3.2.6. Stability Tests
After the production of the different face cream moisturizers, stability tests were performed to assess the importance of the added formulation stabilizers (extracts and oils). All the tests, apart from the thermal stability test, were performed at room temperature (20–25 °C).
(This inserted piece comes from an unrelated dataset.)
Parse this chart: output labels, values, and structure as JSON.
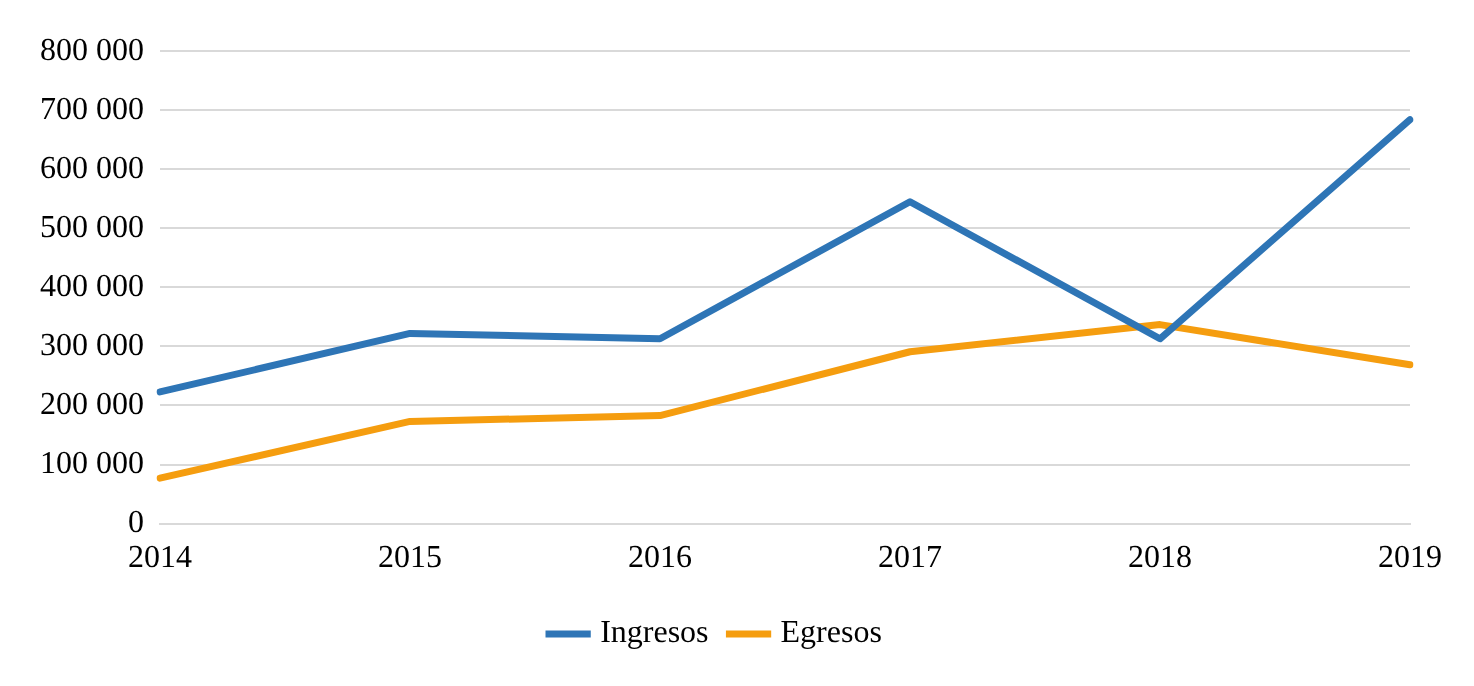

To study the stability of the produced face creams pH, viscosity, and spreadability of the samples were measured at t
1 (the day of the production), and 7, 14, 21, 28, and 35 days after the production of the creams, to detect any alteration during this period. To assess the pH, the value was measured directly from the sample, this means, without sample dissolution, with a digital pH meter (XS Instruments, Capri, Italia) [
67]. For the measurement of the viscosity of the samples, a viscometer (ViscoStar plus, Fungilab, New York, USA) was used [
67]. For that, the viscometer spindle was inserted into a glass flask, containing 15 g of the samples, and left there for 10 min, to stabilize the viscosity value. The spreadability of the face creams was determined weighing 0.15 g of sample was placed between two glass plates, then, a 45.0 g weight was placed, carefully, on top. After 1 min, the weight was removed and the diameter of the spread sample was measured with a ruler [
68].
Skin compatibility was assessed by the skin patch test. A small amount of cream was placed on the interior part of the arm, previously washed, on which a patch was placed. The cream was considered incompatible, if there was any sign of irritation, redness, and itchiness, after 24 h [
69].
To verify the stability of the emulsion, a centrifugation test was performed. The test was carried out with a centrifuge (Centrifuge 5424, Eppendorf, Hamburg, Germany) at the speed of 5000 rpm, for 10 min, at 25 °C [
67].
Thermal stability was studied resorting to the method of Freeze-thaw cycles. The samples were placed in bottles and were subjected to four cycles, 24 h each, between a freezer (4 ± 3 °C), room temperature (20–25 °C), a stove (40 ± 0.5 °C) and room temperature (20–25 °C) [
67].
3.2.7. Lipid Oxidation
Lipid oxidation tests were executed following a literature protocol using the Peroxide Value (PV) [
70]. Initially, 0.1 g of sample were mixed in 9.8 mL of a 7:3 (
v/
v) solution of chloroform–methanol, and the final mixture was vortexed for 2 to 4 s. Afterward, 50 µL of an ammonium thiocyanate solution was added, and vortexed for 2 to 4 s, followed by 50 µL of an iron (II) solution. The samples were incubated for 5 min at room temperature, and the absorbance was measured using a UV-Vis spectrophotometer (V-530, Jasco, OK, USA) at 500 nm.